British landscape artist

James Towillis is an English landscape artist. He won a Silver Gilt at the Chelsea Flower Show of the Royal Horticultural Society in 2010, with the L’Occitane Garden.

==Early life and education==
He was born in Berkshire and spent his early life there before moving to the Lake District where “his lifelong passion for gardens and landscape took root”. Spending “almost every weekend and holiday camping, walking, climbing and sailing in the Lake District and beyond” he went on to study Outdoor Education at Newbury College, before working in outdoor centres across the UK, which he practiced for six years.

==Career==
Whilst travelling in the U.S he met with Amazon Watch, an environmental NGO focusing on the South American rainforests and its indigenous tribes. Their mission resonated with him immediately which led him to volunteer his skills as an activist. James went on to work with Greenpeace Hong Kong for two years as their Action Coordinator.

Returning to the UK by land James Towillis spent many months exploring China, Tibet and Mongolia. On returning to the UK, he “continued exploring the landscape and seascapes of Cornwall through walking, surfing and painting”. After a winter snowboarding in the Alps James returned to the UK to work for Whichford Pottery in Warwickshire where he gained his first taste of Chelsea Flower Show by helping to build their display stands.

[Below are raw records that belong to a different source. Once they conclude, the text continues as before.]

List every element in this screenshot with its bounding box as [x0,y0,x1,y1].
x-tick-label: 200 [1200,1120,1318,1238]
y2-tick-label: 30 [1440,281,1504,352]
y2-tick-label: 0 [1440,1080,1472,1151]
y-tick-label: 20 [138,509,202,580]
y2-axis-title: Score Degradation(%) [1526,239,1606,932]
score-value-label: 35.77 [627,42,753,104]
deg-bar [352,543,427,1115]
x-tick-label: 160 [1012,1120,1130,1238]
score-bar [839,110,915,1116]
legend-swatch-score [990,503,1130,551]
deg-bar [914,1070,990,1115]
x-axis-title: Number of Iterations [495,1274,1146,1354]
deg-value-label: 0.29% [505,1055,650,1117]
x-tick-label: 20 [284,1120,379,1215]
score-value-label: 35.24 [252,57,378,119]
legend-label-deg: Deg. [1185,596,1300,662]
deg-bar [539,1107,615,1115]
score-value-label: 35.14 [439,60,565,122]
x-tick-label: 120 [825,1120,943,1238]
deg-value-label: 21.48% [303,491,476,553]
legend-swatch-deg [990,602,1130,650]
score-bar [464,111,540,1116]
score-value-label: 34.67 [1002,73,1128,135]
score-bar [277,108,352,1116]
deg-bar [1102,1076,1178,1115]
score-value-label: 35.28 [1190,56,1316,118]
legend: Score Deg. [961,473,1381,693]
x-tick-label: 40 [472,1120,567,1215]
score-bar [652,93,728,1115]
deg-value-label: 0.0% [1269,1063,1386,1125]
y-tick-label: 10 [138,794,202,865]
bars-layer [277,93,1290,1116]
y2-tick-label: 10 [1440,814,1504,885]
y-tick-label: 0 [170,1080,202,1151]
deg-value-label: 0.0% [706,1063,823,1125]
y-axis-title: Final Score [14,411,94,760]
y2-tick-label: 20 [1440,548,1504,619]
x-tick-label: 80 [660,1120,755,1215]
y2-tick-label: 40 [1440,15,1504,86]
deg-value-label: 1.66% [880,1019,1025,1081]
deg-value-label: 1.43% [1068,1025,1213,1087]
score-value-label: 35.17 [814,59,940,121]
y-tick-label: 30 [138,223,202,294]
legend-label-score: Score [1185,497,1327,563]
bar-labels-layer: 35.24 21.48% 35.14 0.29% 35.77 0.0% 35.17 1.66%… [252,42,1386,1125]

He then set up urbanware in 2004 - a company specialising in urban garden design, bespoke planters and garden furniture, whilst also studying garden design at Pershore College. He has exhibited at Urban Gardens, 100%Design, Grand Designs Live, Pulse, the Chelsea Flower Show 2008 (Silver Flora) and, most recently, the L'Occitane Garden at Chelsea Flower Show 2010 winning Silver Gilt.

James has worked with a number of other garden designers, architects and private clients – his work has also featured in many mainstream magazines and newspapers as well as the BBC.